No, I mean using something like Vienna Ensemble Pro to offload some instruments onto a secondary computer.

Freezing and/or bouncing tracks you are not actively editing greatly reduces your RAM needs, and even 64GB is enough for large (huge) projects.
Yes it’s a bit time consuming, but not that bad once built in your habits.

Consider also improving your SSDs to reduce hiccups when loading libraries.
Don’t use USB drives for libraries, but only internal NVMe x4 (min Gen.4, but even Gen.5 theses days).

I do own Vienna Ensemble Pro 7, but I don’t like it at all. I only have it because it was a bundle with their Epic Orchestra 2.0, which I wanted and was inexpensive enough to get it. But I tried it and I didn’t like it, in part because its GUI is not scalable, and it was too small for me.

I do that when I have to, but it’s also time consuming, so I’d rather have a lot of RAM to fit everything in there.

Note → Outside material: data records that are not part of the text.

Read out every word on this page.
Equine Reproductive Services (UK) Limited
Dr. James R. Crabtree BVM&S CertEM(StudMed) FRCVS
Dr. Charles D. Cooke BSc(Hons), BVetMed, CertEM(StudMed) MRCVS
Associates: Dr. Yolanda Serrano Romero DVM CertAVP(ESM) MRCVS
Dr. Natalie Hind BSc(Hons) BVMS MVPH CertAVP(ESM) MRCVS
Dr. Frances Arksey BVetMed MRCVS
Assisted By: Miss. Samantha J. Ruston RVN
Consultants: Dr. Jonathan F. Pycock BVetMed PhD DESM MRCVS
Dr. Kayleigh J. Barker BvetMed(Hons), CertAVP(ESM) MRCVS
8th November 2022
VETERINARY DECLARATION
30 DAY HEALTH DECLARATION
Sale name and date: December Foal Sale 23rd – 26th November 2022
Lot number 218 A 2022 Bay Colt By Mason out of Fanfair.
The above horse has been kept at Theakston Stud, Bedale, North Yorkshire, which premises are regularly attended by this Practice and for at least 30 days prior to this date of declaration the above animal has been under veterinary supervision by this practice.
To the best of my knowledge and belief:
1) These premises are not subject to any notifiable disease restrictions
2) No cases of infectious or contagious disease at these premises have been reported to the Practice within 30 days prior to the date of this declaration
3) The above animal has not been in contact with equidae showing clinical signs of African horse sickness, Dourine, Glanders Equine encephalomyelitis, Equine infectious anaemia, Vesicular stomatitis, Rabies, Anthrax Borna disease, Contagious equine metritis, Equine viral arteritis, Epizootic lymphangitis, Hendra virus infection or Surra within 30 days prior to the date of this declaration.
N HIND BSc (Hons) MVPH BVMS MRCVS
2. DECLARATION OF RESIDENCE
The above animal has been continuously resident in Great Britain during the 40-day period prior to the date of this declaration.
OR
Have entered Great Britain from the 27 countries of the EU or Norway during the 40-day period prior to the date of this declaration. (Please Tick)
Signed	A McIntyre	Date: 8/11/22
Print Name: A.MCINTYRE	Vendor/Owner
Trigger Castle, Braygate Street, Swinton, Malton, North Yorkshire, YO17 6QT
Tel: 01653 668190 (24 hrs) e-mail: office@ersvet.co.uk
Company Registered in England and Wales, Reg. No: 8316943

As it is, the PC is going to have 3 M.2 drives, 4 TB each. And that’s going to be a little tight considering all the libraries I have, plus other software that is not music related. These are all gen 4. The motherboard allows a Gen 5, but even if I paid a lot more to get one of those, the bus is shared with the graphics card, so I wouldn’t use that slot, or the other one that is a Gen 4 but is also handled by the CPU. The other three are handled by the motherboard’s chipset, so I used those.

Then I have the external SSDs that I use with the Mac, all USB-C 3.2 I think, and one Thunderbolt, but to use that one I would need to buy a Thunderbolt card for the PC.

So my question is, is there anyone here working with a PC with 128 GB of RAM, and is it enough when you have a giant project with 100 tracks or more? And I would like to know if anyone is working with 192 GB of RAM, and how is that working out? Are you having any problems? Does Cubase really use all that RAM effectively or not?